Dr Karen Kirkham, local Dorset GP, and Clinical lead for the Dorset Covid-19 vaccination programme, said: “Vaccines are the best way to protect people from Covid-19.

"Everyone should continue to get their vaccination when asked to do so unless specifically advised otherwise, and a second vaccine is needed to boost immunity to a high level needed for best protection against Covid-19.

“The Oxford/AstraZeneca vaccine is safe, effective and has already saved thousands of lives.

"The UK’s independent regulator, the MHRA, and the JCVI have both said that the benefits of the vaccine far outweigh the risks for the vast majority of adults.”

Current NHS advice to all NHS Trusts and NHS Foundation Trusts, following updates from the Medicines and Healthcare product Regulatory Agency (MHRA) and guidance from the independent Joint Committee on Vaccination and Immunisation (JCVI), is that the AstraZeneca vaccine is "highly effective and substantially reduces the risk of infection and severe Covid-19 disease."

Advice states there has been reports of "extremely rare adverse event of concurrent thrombosis (blood clots) and thrombocytopenia (low platelet count) following vaccination."

The government says benefits of vaccination continue to out weigh any risks.
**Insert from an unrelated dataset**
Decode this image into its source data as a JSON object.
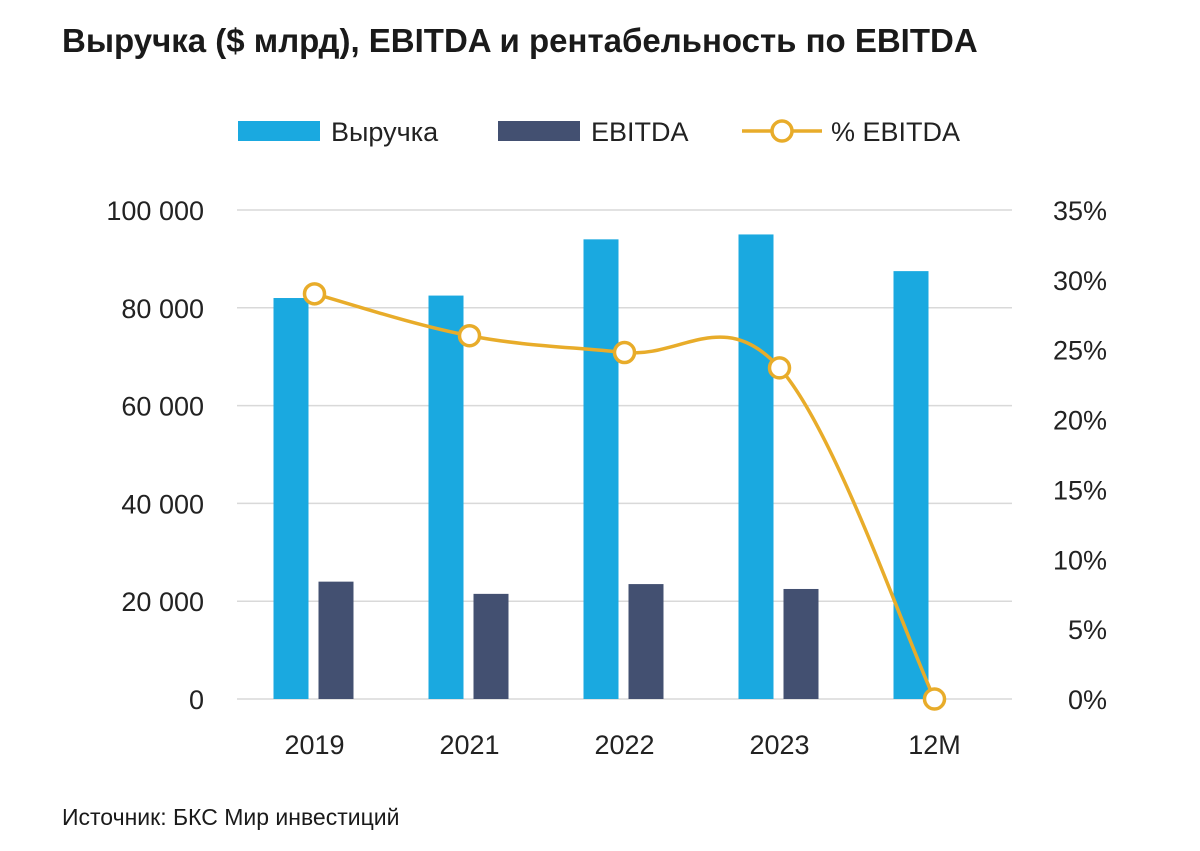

Dr June Raine, MHRA chief executive, said: "Over 37 million doses of vaccines against Covid-19 have now been administered in the UK, saving thousands of lives through the biggest vaccination programme that has ever taken place in the UK.

"No effective medicine or vaccine is without risk.
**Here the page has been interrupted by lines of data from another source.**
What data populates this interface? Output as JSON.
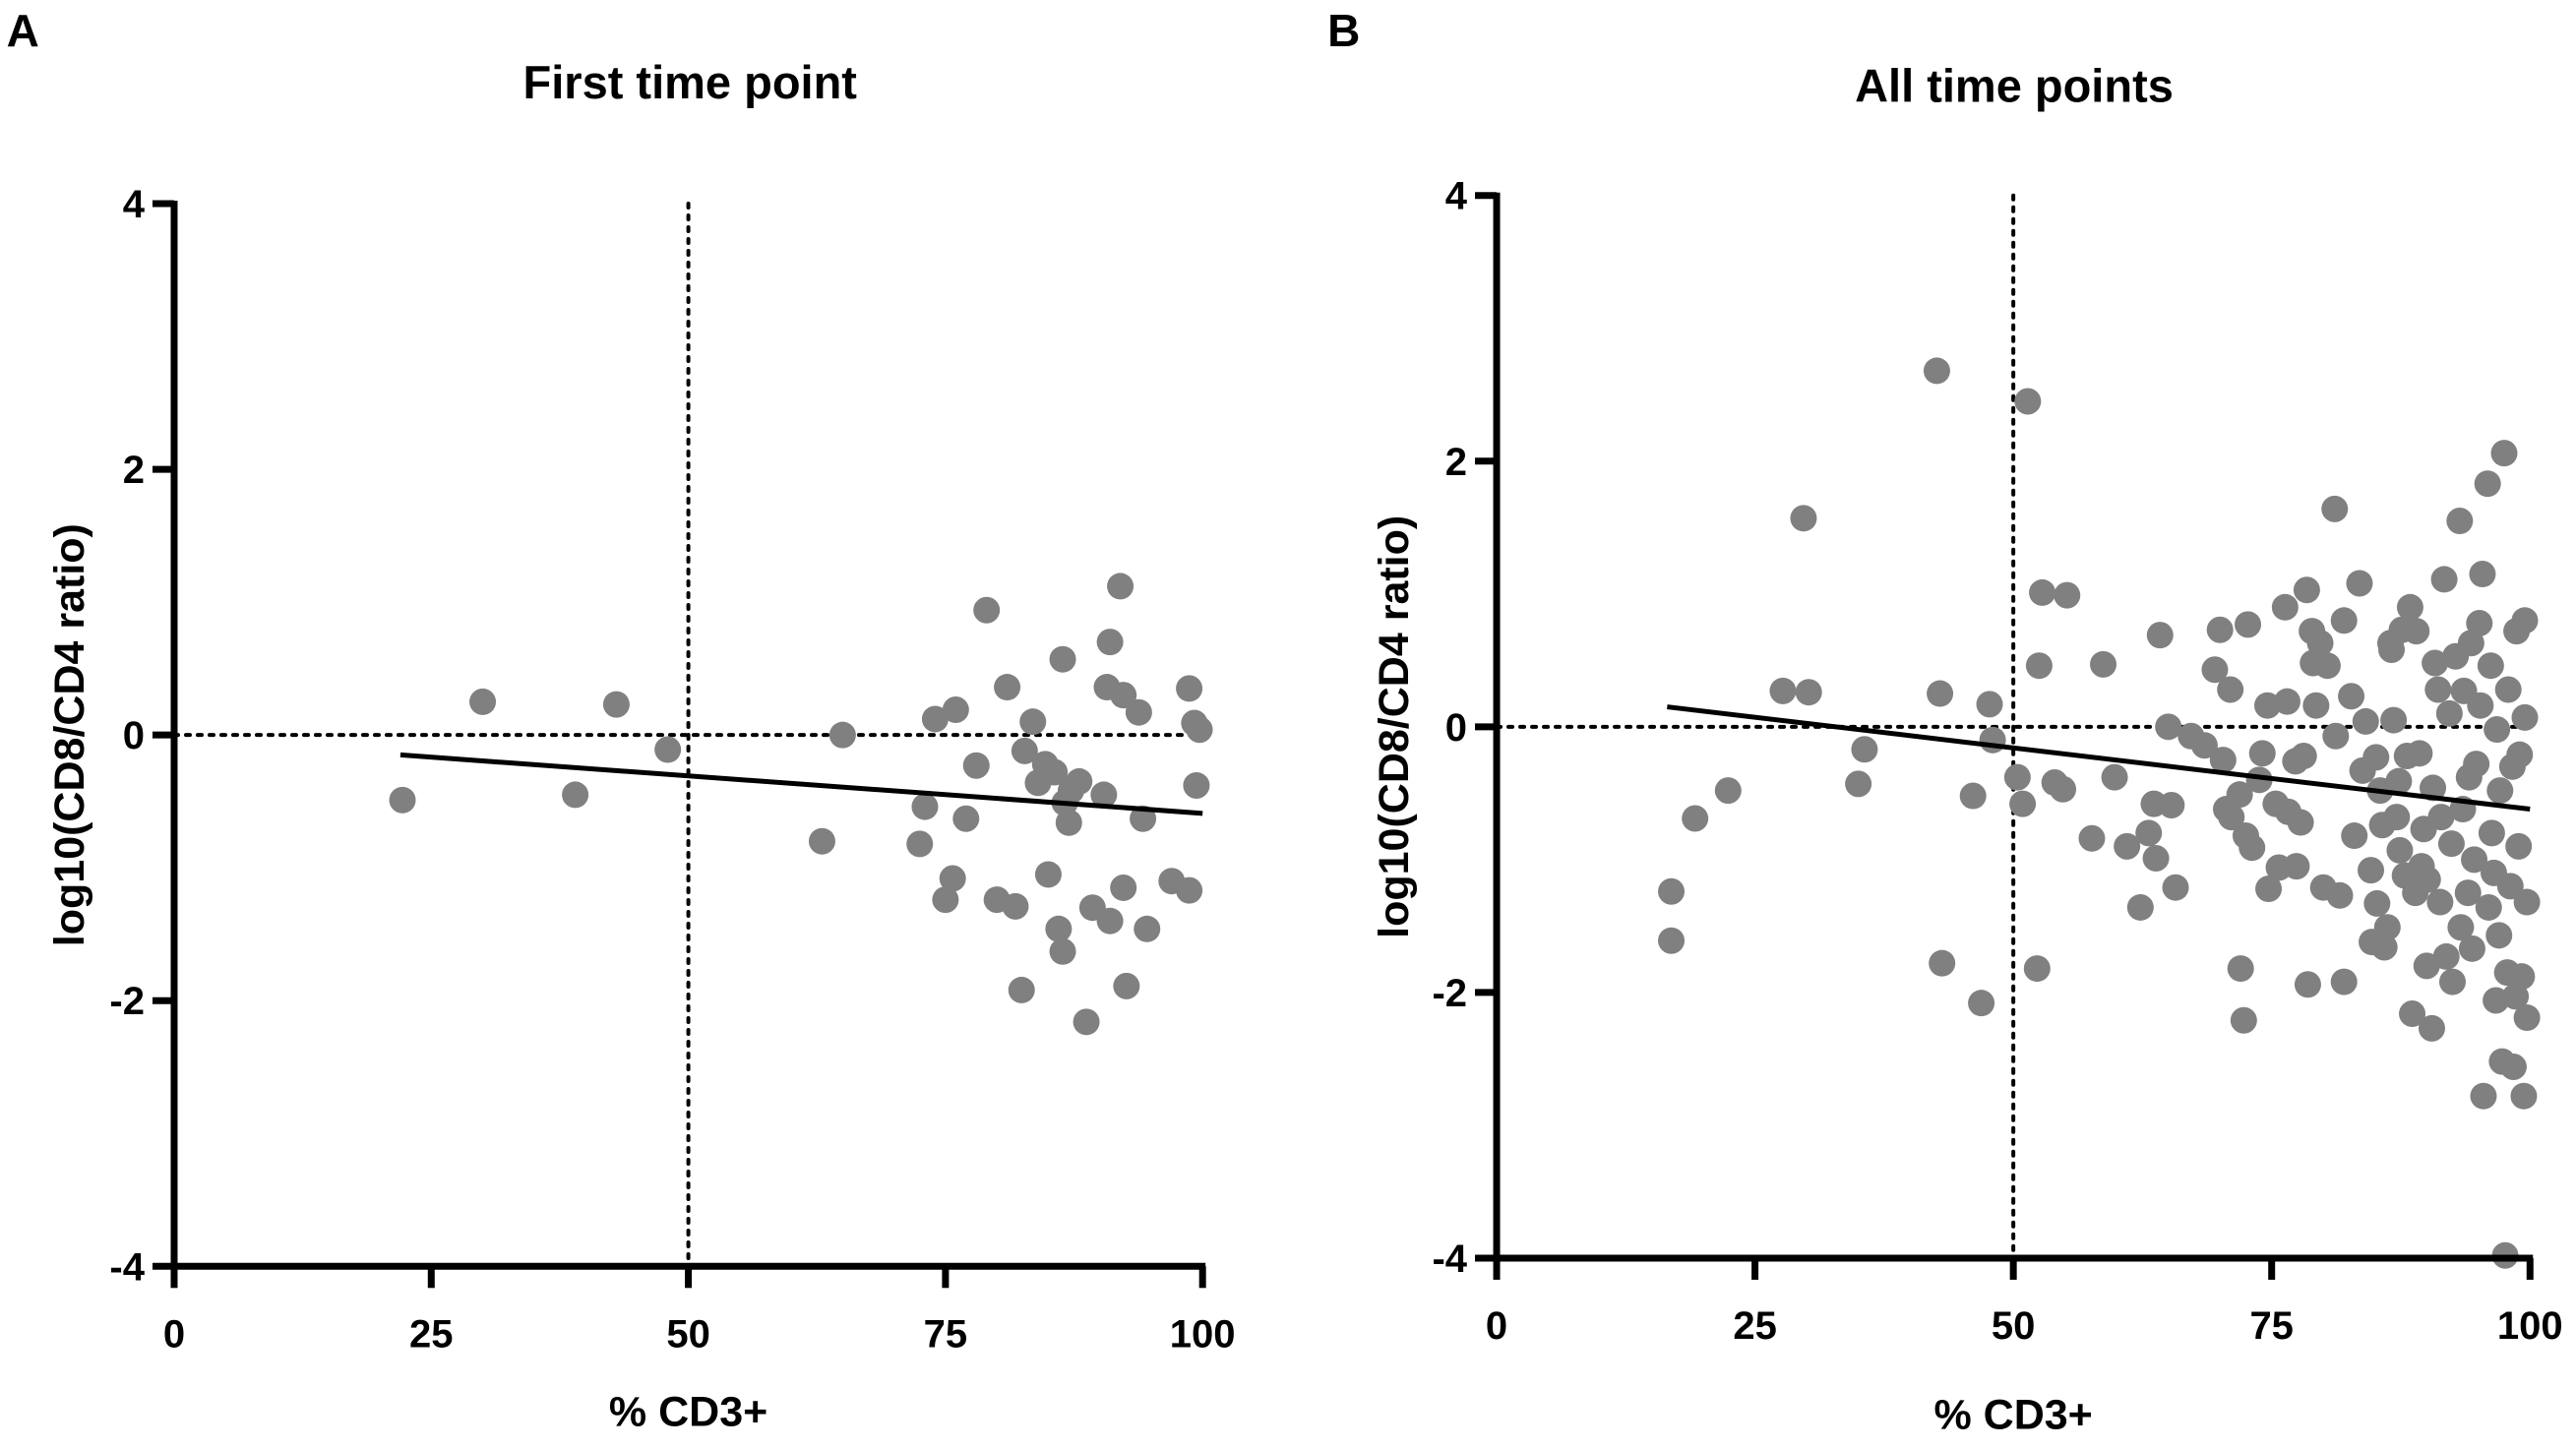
{
  "chart_data": [
    {
      "type": "scatter",
      "panel_label": "A",
      "title": "First time point",
      "xlabel": "% CD3+",
      "ylabel": "log10(CD8/CD4 ratio)",
      "xlim": [
        0,
        100
      ],
      "ylim": [
        -4,
        4
      ],
      "xticks": [
        "0",
        "25",
        "50",
        "75",
        "100"
      ],
      "yticks": [
        "-4",
        "-2",
        "0",
        "2",
        "4"
      ],
      "xtick_values": [
        0,
        25,
        50,
        75,
        100
      ],
      "ytick_values": [
        -4,
        -2,
        0,
        2,
        4
      ],
      "reference_lines": {
        "x": 50,
        "y": 0,
        "style": "dotted"
      },
      "regression_line": {
        "x": [
          22,
          100
        ],
        "y": [
          -0.15,
          -0.59
        ]
      },
      "point_color": "#808080",
      "points": [
        [
          22.2,
          -0.49
        ],
        [
          30,
          0.25
        ],
        [
          39,
          -0.45
        ],
        [
          43,
          0.23
        ],
        [
          48,
          -0.11
        ],
        [
          63,
          -0.8
        ],
        [
          65,
          0
        ],
        [
          72.5,
          -0.82
        ],
        [
          73,
          -0.54
        ],
        [
          74,
          0.12
        ],
        [
          75,
          -1.24
        ],
        [
          75.7,
          -1.08
        ],
        [
          76,
          0.19
        ],
        [
          77,
          -0.63
        ],
        [
          78,
          -0.23
        ],
        [
          79,
          0.94
        ],
        [
          80,
          -1.24
        ],
        [
          81,
          0.36
        ],
        [
          81.8,
          -1.29
        ],
        [
          82.4,
          -1.92
        ],
        [
          82.7,
          -0.12
        ],
        [
          83.5,
          0.1
        ],
        [
          84,
          -0.36
        ],
        [
          84.7,
          -0.22
        ],
        [
          85,
          -1.05
        ],
        [
          85.6,
          -0.28
        ],
        [
          86,
          -1.46
        ],
        [
          86.4,
          0.57
        ],
        [
          86.4,
          -1.63
        ],
        [
          86.6,
          -0.51
        ],
        [
          87,
          -0.66
        ],
        [
          87.2,
          -0.42
        ],
        [
          88,
          -0.35
        ],
        [
          88.7,
          -2.16
        ],
        [
          89.3,
          -1.3
        ],
        [
          90.4,
          -0.45
        ],
        [
          91,
          -1.4
        ],
        [
          90.7,
          0.36
        ],
        [
          91,
          0.7
        ],
        [
          92,
          1.12
        ],
        [
          92.3,
          -1.15
        ],
        [
          92.3,
          0.3
        ],
        [
          92.6,
          -1.89
        ],
        [
          93.8,
          0.17
        ],
        [
          94.2,
          -0.63
        ],
        [
          94.6,
          -1.46
        ],
        [
          97,
          -1.1
        ],
        [
          98.7,
          0.35
        ],
        [
          98.7,
          -1.17
        ],
        [
          99.2,
          0.09
        ],
        [
          99.7,
          0.04
        ],
        [
          99.4,
          -0.38
        ]
      ]
    },
    {
      "type": "scatter",
      "panel_label": "B",
      "title": "All time points",
      "xlabel": "% CD3+",
      "ylabel": "log10(CD8/CD4 ratio)",
      "xlim": [
        0,
        100
      ],
      "ylim": [
        -4,
        4
      ],
      "xticks": [
        "0",
        "25",
        "50",
        "75",
        "100"
      ],
      "yticks": [
        "-4",
        "-2",
        "0",
        "2",
        "4"
      ],
      "xtick_values": [
        0,
        25,
        50,
        75,
        100
      ],
      "ytick_values": [
        -4,
        -2,
        0,
        2,
        4
      ],
      "reference_lines": {
        "x": 50,
        "y": 0,
        "style": "dotted"
      },
      "regression_line": {
        "x": [
          16.5,
          100
        ],
        "y": [
          0.15,
          -0.62
        ]
      },
      "point_color": "#808080",
      "points": [
        [
          16.9,
          -1.24
        ],
        [
          16.9,
          -1.61
        ],
        [
          19.2,
          -0.69
        ],
        [
          22.4,
          -0.48
        ],
        [
          27.7,
          0.27
        ],
        [
          29.7,
          1.57
        ],
        [
          30.2,
          0.26
        ],
        [
          35,
          -0.43
        ],
        [
          35.6,
          -0.17
        ],
        [
          42.6,
          2.68
        ],
        [
          42.9,
          0.25
        ],
        [
          43.1,
          -1.78
        ],
        [
          46.1,
          -0.52
        ],
        [
          46.9,
          -2.08
        ],
        [
          47.7,
          0.17
        ],
        [
          48,
          -0.1
        ],
        [
          50.4,
          -0.38
        ],
        [
          50.9,
          -0.58
        ],
        [
          51.4,
          2.45
        ],
        [
          52.3,
          -1.82
        ],
        [
          52.5,
          0.46
        ],
        [
          52.8,
          1.01
        ],
        [
          54,
          -0.42
        ],
        [
          55.2,
          0.99
        ],
        [
          54.8,
          -0.47
        ],
        [
          57.6,
          -0.84
        ],
        [
          58.7,
          0.47
        ],
        [
          59.8,
          -0.38
        ],
        [
          61,
          -0.9
        ],
        [
          62.3,
          -1.36
        ],
        [
          63.1,
          -0.8
        ],
        [
          63.6,
          -0.58
        ],
        [
          63.8,
          -0.99
        ],
        [
          64.2,
          0.69
        ],
        [
          65,
          0
        ],
        [
          65.3,
          -0.59
        ],
        [
          65.7,
          -1.21
        ],
        [
          67.2,
          -0.07
        ],
        [
          68.5,
          -0.14
        ],
        [
          69.5,
          0.43
        ],
        [
          70,
          0.73
        ],
        [
          70.3,
          -0.25
        ],
        [
          70.6,
          -0.62
        ],
        [
          71,
          0.28
        ],
        [
          71.1,
          -0.68
        ],
        [
          71.9,
          -0.51
        ],
        [
          72,
          -1.82
        ],
        [
          72.3,
          -2.21
        ],
        [
          72.5,
          -0.82
        ],
        [
          72.7,
          0.77
        ],
        [
          73.1,
          -0.91
        ],
        [
          73.8,
          -0.4
        ],
        [
          74.1,
          -0.2
        ],
        [
          74.6,
          0.16
        ],
        [
          74.7,
          -1.22
        ],
        [
          75.4,
          -0.58
        ],
        [
          75.7,
          -1.06
        ],
        [
          76.3,
          0.9
        ],
        [
          76.5,
          0.19
        ],
        [
          76.6,
          -0.64
        ],
        [
          77.3,
          -0.26
        ],
        [
          77.4,
          -1.05
        ],
        [
          77.8,
          -0.72
        ],
        [
          78.1,
          -0.22
        ],
        [
          78.4,
          1.03
        ],
        [
          78.5,
          -1.94
        ],
        [
          78.9,
          0.72
        ],
        [
          79,
          0.48
        ],
        [
          79.3,
          0.16
        ],
        [
          79.7,
          0.63
        ],
        [
          80,
          -1.21
        ],
        [
          80.4,
          0.46
        ],
        [
          81.1,
          1.64
        ],
        [
          81.2,
          -0.07
        ],
        [
          81.6,
          -1.27
        ],
        [
          82,
          -1.92
        ],
        [
          82,
          0.8
        ],
        [
          82.7,
          0.23
        ],
        [
          83,
          -0.82
        ],
        [
          83.5,
          1.08
        ],
        [
          83.8,
          -0.33
        ],
        [
          84.1,
          0.04
        ],
        [
          84.6,
          -1.08
        ],
        [
          84.7,
          -1.62
        ],
        [
          85.1,
          -0.23
        ],
        [
          85.2,
          -1.33
        ],
        [
          85.5,
          -0.48
        ],
        [
          85.7,
          -0.74
        ],
        [
          85.9,
          -1.66
        ],
        [
          86.2,
          -1.51
        ],
        [
          86.5,
          0.63
        ],
        [
          86.6,
          0.58
        ],
        [
          86.8,
          0.05
        ],
        [
          87.1,
          -0.68
        ],
        [
          87.3,
          -0.41
        ],
        [
          87.4,
          -0.93
        ],
        [
          87.6,
          0.73
        ],
        [
          87.9,
          -1.12
        ],
        [
          88.1,
          -0.22
        ],
        [
          88.4,
          0.9
        ],
        [
          88.6,
          -2.16
        ],
        [
          88.9,
          -1.25
        ],
        [
          89,
          0.72
        ],
        [
          89.3,
          -0.2
        ],
        [
          89.5,
          -1.05
        ],
        [
          89.7,
          -0.77
        ],
        [
          90,
          -1.8
        ],
        [
          90.1,
          -1.15
        ],
        [
          90.5,
          -2.27
        ],
        [
          90.6,
          -0.46
        ],
        [
          90.8,
          0.48
        ],
        [
          91.1,
          0.28
        ],
        [
          91.3,
          -1.32
        ],
        [
          91.4,
          -0.68
        ],
        [
          91.7,
          1.11
        ],
        [
          91.9,
          -1.73
        ],
        [
          92.2,
          0.1
        ],
        [
          92.4,
          -0.88
        ],
        [
          92.5,
          -1.92
        ],
        [
          92.8,
          0.53
        ],
        [
          93.2,
          1.55
        ],
        [
          93.3,
          -1.51
        ],
        [
          93.5,
          -0.62
        ],
        [
          93.6,
          0.27
        ],
        [
          94,
          -1.25
        ],
        [
          94.1,
          -0.38
        ],
        [
          94.3,
          0.63
        ],
        [
          94.4,
          -1.67
        ],
        [
          94.6,
          -1
        ],
        [
          94.8,
          -0.28
        ],
        [
          95.1,
          0.78
        ],
        [
          95.2,
          0.16
        ],
        [
          95.4,
          1.15
        ],
        [
          95.5,
          -2.78
        ],
        [
          95.9,
          1.83
        ],
        [
          96,
          -1.36
        ],
        [
          96.2,
          0.46
        ],
        [
          96.3,
          -0.8
        ],
        [
          96.5,
          -1.1
        ],
        [
          96.7,
          -2.06
        ],
        [
          96.8,
          -0.02
        ],
        [
          97,
          -1.57
        ],
        [
          97.1,
          -0.48
        ],
        [
          97.3,
          -2.52
        ],
        [
          97.5,
          2.06
        ],
        [
          97.6,
          -3.98
        ],
        [
          97.8,
          -1.85
        ],
        [
          97.9,
          0.28
        ],
        [
          98.1,
          -1.2
        ],
        [
          98.3,
          -0.3
        ],
        [
          98.4,
          -2.56
        ],
        [
          98.6,
          -2.03
        ],
        [
          98.7,
          0.72
        ],
        [
          98.9,
          -0.9
        ],
        [
          99,
          -0.21
        ],
        [
          99.2,
          -1.88
        ],
        [
          99.4,
          -2.78
        ],
        [
          99.5,
          0.07
        ],
        [
          99.5,
          0.8
        ],
        [
          99.7,
          -1.32
        ],
        [
          99.7,
          -2.19
        ]
      ]
    }
  ]
}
"We continually monitor safety during widespread use of any vaccine.

"This is to ensure vaccines are performing as expected, to identify any new side effects that may arise, and to ensure the benefits continue to outweigh the risks.

"The public’s safety is always at the forefront of our minds and we take every report of a suspected side effect very seriously indeed.

"We ask anyone who suspects they have experienced a side effect linked with their Covid-19 vaccine to report it to the Coronavirus Yellow Card website.

"It is still vitally important that people come forward for their vaccination when invited to do so."